Interactive Visualization for Medication Adherence Exploration
Introduction
In this project, we introduce an interactive visualization tool, Pills, that analyzes the electronic medical prescription records and visualizes statistical measures relating to medication adherence. This tool provides dynamic user control to explore the duration and length of gaps and overlaps and to dynamically adjust parameters of the analysis. It also provides userdefined data group to facilitate custom analysis with demographic data (gender, age) as well as medical data (prescribed drug, medication lifetime).
Why
Drug prescription record that contains the prescription history of a patient is
valuable information for medical practitioners as well as pharmaceutical researchers. This
information helps practitioners better understand a patient's medical condition
and provide appropriate medical treatment. However, analyzing drug prescription record is
challenging and time-consuming because the data is massive and the data scheme is not well
organized. Even after some statistical values are obtained,
it is still difficult to discover general patterns and useful insights by just viewing the
numbers.
This tool helps doctors and researchers better understand the pattern in which patients
consume a drug.
Live Prototype
My Role
The team consisted of a software engineer, UI designer, UX designer, and medical
researcher. I was actively involved in all phases of the project but was mainly
responsible for visualization, prototyping, and user testing.
My Contributions:
Research - 30%
Ideation - 10%
Experience strategy - 30%
Planning and scope definition - 40%
Prototyping - 70%
Final design - 70%
Programming and implementation - 50%
User testing - 90%
Data
The dataset we used for prototyping had approximately 10,000 prescription
records for 1,000 patients taking up to five drugs. Each prescription record has
four fields: patient ID, drug ID, prescription start date, and end date.

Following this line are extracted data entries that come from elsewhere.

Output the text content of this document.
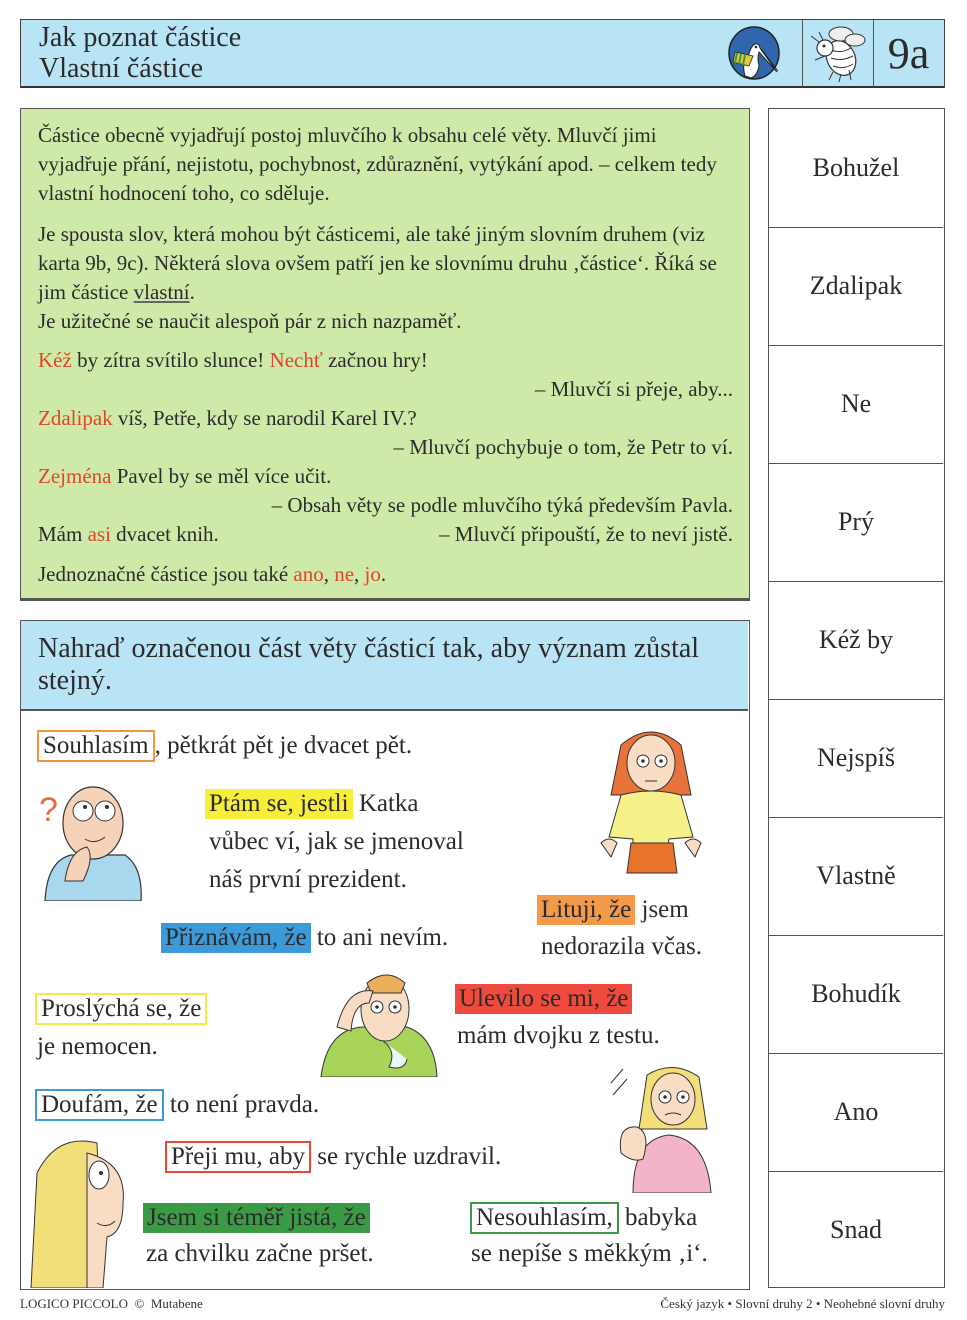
Jak poznat částice
Vlastní částice	9a
Částice obecně vyjadřují postoj mluvčího k obsahu celé věty. Mluvčí jimi vyjadřuje přání, nejistotu, pochybnost, zdůraznění, vytýkání apod. – celkem tedy vlastní hodnocení toho, co sděluje.
Je spousta slov, která mohou být částicemi, ale také jiným slovním druhem (viz karta 9b, 9c). Některá slova ovšem patří jen ke slovnímu druhu ‚částice‘. Říká se jim částice vlastní.
Je užitečné se naučit alespoň pár z nich nazpaměť.
Kéž by zítra svítilo slunce! Nechť začnou hry!
– Mluvčí si přeje, aby...
Zdalipak víš, Petře, kdy se narodil Karel IV.?
– Mluvčí pochybuje o tom, že Petr to ví.
Zejména Pavel by se měl více učit.
– Obsah věty se podle mluvčího týká především Pavla.
Mám asi dvacet knih.	– Mluvčí připouští, že to neví jistě.
Jednoznačné částice jsou také ano, ne, jo.
Nahraď označenou část věty částicí tak, aby význam zůstal stejný.
Souhlasím , pětkrát pět je dvacet pět.
Ptám se, jestli Katka
vůbec ví, jak se jmenoval
náš první prezident.
Přiznávám, že to ani nevím.
Lituji, že jsem
nedorazila včas.
Proslýchá se, že
je nemocen.
Ulevilo se mi, že
mám dvojku z testu.
Doufám, že to není pravda.
Přeji mu, aby se rychle uzdravil.
Jsem si téměř jistá, že
za chvilku začne pršet.
Nesouhlasím, babyka
se nepíše s měkkým ‚i‘.
?
Bohužel
Zdalipak
Ne
Prý
Kéž by
Nejspíš
Vlastně
Bohudík
Ano
Snad
LOGICO PICCOLO  ©  Mutabene	Český jazyk • Slovní druhy 2 • Neohebné slovní druhy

MPR (Medication Possession Ratio) is the ratio of the total number of days
patients are supplied a drug to the total number of days patients actually take
the drug. It indicates how well a patient adheres to the drug throughout the
medication period.
User Interface Design and Prototype
We brainstormed two different initial designs (see the the designs in the image
gallery below). We required the designs to have two common properties:
1. Dynamic inquiries for information exploration: select drug types, select
gender, select age, modify gaps and overlaps length
2. Information visualization to view the data: value distribution of the
measures, temporal change of the measures
The user interface consists of three parts:
The user control panel
The chart view panel
The group panel
The user control panel houses controls to manipulate the dataset and support
exploratory visualizations. Based on these selections, the chart view panel
displays the relevant graphs. The group panel displays user generated or auto
created groups along with the size of the group, its definition, visibility, and
a legend.
Pilot Study
Before running the usability test, we conducted a pilot study with two participants from University of Maryland, College Park and University of Maryland School of Pharmacy. These sessions were conducted over Skype/in-person and sought preliminary feedback. We used this feedback to inform the design and functionality of our tool. One major feedback we received was to make the tool display feedback immediately when the parameters are changed.